Dom Leme foi o grande articulador da reaproximação entre a Igreja e o Estado e da recuperação da influência católica junto à sociedade civil. Em todas as suas atuações nesse sentido, sempre contou com a contribuição dos liguistas, como na escolta da imagem de Nossa Senhora Aparecida durante seu traslado até o Rio de Janeiro, capital federal, em 31 de maio de 1931, quando foi coroada Rainha do Brasil após ser proclamada padroeira principal da nação, e na ocasião da inauguração ao monumento do Cristo Redentor, no Corcovado, em 12 de outubro do mesmo ano.
Sob essas duas lideranças, o Brasil se tornou o maior país Liguista do mundo, superando inclusive a Bélgica onde a associação surgiu.
Devido a esse grande crescimento, tornou-se necessário o estabelecimento no Brasil de uma Sede Primária para a Liga Católica, como a existente em Liège, onde foi fundada, a fim de agregar todas as unidades da associação no país.
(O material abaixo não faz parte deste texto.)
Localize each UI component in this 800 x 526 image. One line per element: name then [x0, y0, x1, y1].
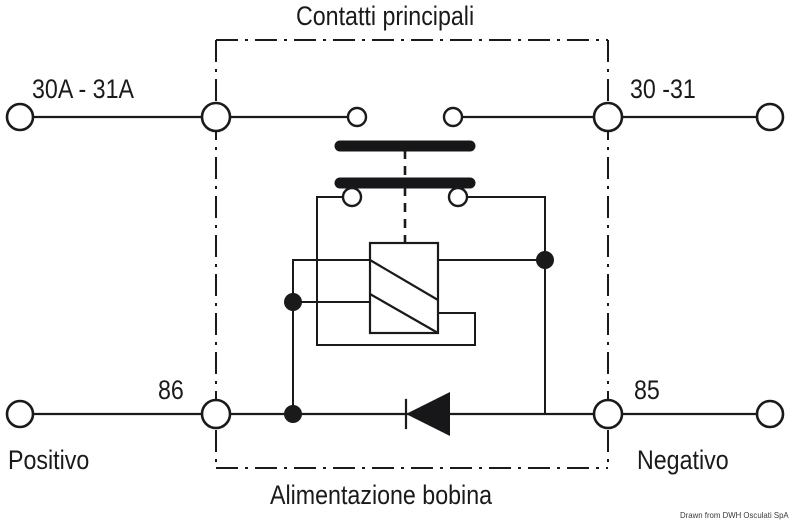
terminal-node-86-inner[interactable] [200, 398, 232, 430]
flyback-diode [404, 392, 450, 436]
diode-anode-triangle [406, 392, 450, 436]
terminal-node-3031-outer[interactable] [755, 102, 785, 132]
terminal-node-30a31a-outer[interactable] [5, 102, 35, 132]
terminal-node-30a31a-inner[interactable] [200, 101, 232, 133]
terminal-node-85-outer[interactable] [755, 399, 785, 429]
terminal-label-30a-31a: 30A - 31A [32, 74, 134, 104]
wire-coil-bottom-loop [316, 312, 476, 346]
terminal-node-3031-inner[interactable] [592, 101, 624, 133]
junction-dot-coil-right [536, 251, 554, 269]
contact-points [341, 106, 469, 208]
junction-dot-coil-left [284, 293, 302, 311]
terminal-label-86: 86 [158, 375, 184, 405]
terminal-label-30-31: 30 -31 [630, 74, 696, 104]
junction-dots [284, 251, 554, 423]
coil-slash-upper [369, 259, 439, 301]
contact-point-upper-left [346, 106, 368, 128]
relay-boundary-box [215, 39, 609, 469]
region-label-main-contacts: Contatti principali [296, 1, 475, 31]
lower-contact-wiring [316, 196, 546, 346]
attribution-text: Drawn from DWH Osculati SpA [680, 510, 789, 520]
terminal-polarity-label-positive: Positivo [8, 445, 90, 475]
contact-point-upper-right [442, 106, 464, 128]
terminal-node-85-inner[interactable] [592, 398, 624, 430]
main-contact-bars [334, 140, 476, 189]
junction-dot-positive-rail [284, 405, 302, 423]
terminal-nodes [5, 101, 785, 430]
terminal-polarity-label-negative: Negativo [637, 445, 729, 475]
coil-slash-lower [369, 293, 439, 334]
region-label-coil-supply: Alimentazione bobina [270, 480, 493, 510]
coil-body [368, 241, 440, 335]
wire-lower-left-contact-branch [316, 196, 343, 346]
coil-connection-wiring [292, 259, 546, 415]
terminal-node-86-outer[interactable] [5, 399, 35, 429]
wire-lower-right-contact-branch [467, 196, 546, 261]
relay-coil [368, 241, 440, 335]
contact-point-lower-right [447, 186, 469, 208]
terminal-label-85: 85 [634, 375, 660, 405]
contact-point-lower-left [341, 186, 363, 208]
A Liga Católica da Igreja de Santo Afonso, no bairro carioca da Tijuca, por ser a mais expressiva em número de membros e, à época, estar situada na capital do país, recebeu, através da concessão de Breve Apostólico, datado de 14 de novembro de 1922, o status de Liga Primária, com a faculdade exclusiva de agregar todas as unidades no Brasil.

A Liga Católica se reinventa

Com as transformações ocorridas na Igreja Católica a partir do Concílio Vaticano II, na década de 1960, a Liga Católica passou por reestruturações, a fim de melhor dialogar com o mundo e atingir seu maior objetivo: a vida familiar.
Nesse sentido, não havia mais motivações para a admissão exclusivamente masculina de membros. Sob a direção espiritual do Padre Mário Ferreira, C.Ss.R., a Liga Católica foi aberta a participação feminina, tornando-se, assim, uma associação católica voltada para toda a família.
Atualmente as diversas unidades da Liga Católica encontram-se agrupadas em níveis diocesanos ou arquidiocesanos nas chamadas federações, sendo a unidade de nossa Paróquia a sede da Federação que abarca as unidades dos territórios da Arquidiocese de Juiz de Fora e da Diocese de Valença, localizada no Estado do Rio de Janeiro. Todas as 23 federações encontram-se, por sua vez, agrupadas em torno da Confederação das Ligas Católicas Jesus, Maria, José, situada na cidade de Campos dos Goitacazes, no norte fluminense. A direção espiritual nacional da Liga Católica fica sempre à cargo de um padre redentorista da Província do Rio, Minas e Espírito Santo, sendo o atual diretor, nosso recente ex-Pároco, Padre Edson Alves da Costa. Ele destaca a atualidade do lema “Ora et Labora” (orar e trabalhar), hoje não só tarefa dos homens, mas de toda a família, em busca de sua santificação.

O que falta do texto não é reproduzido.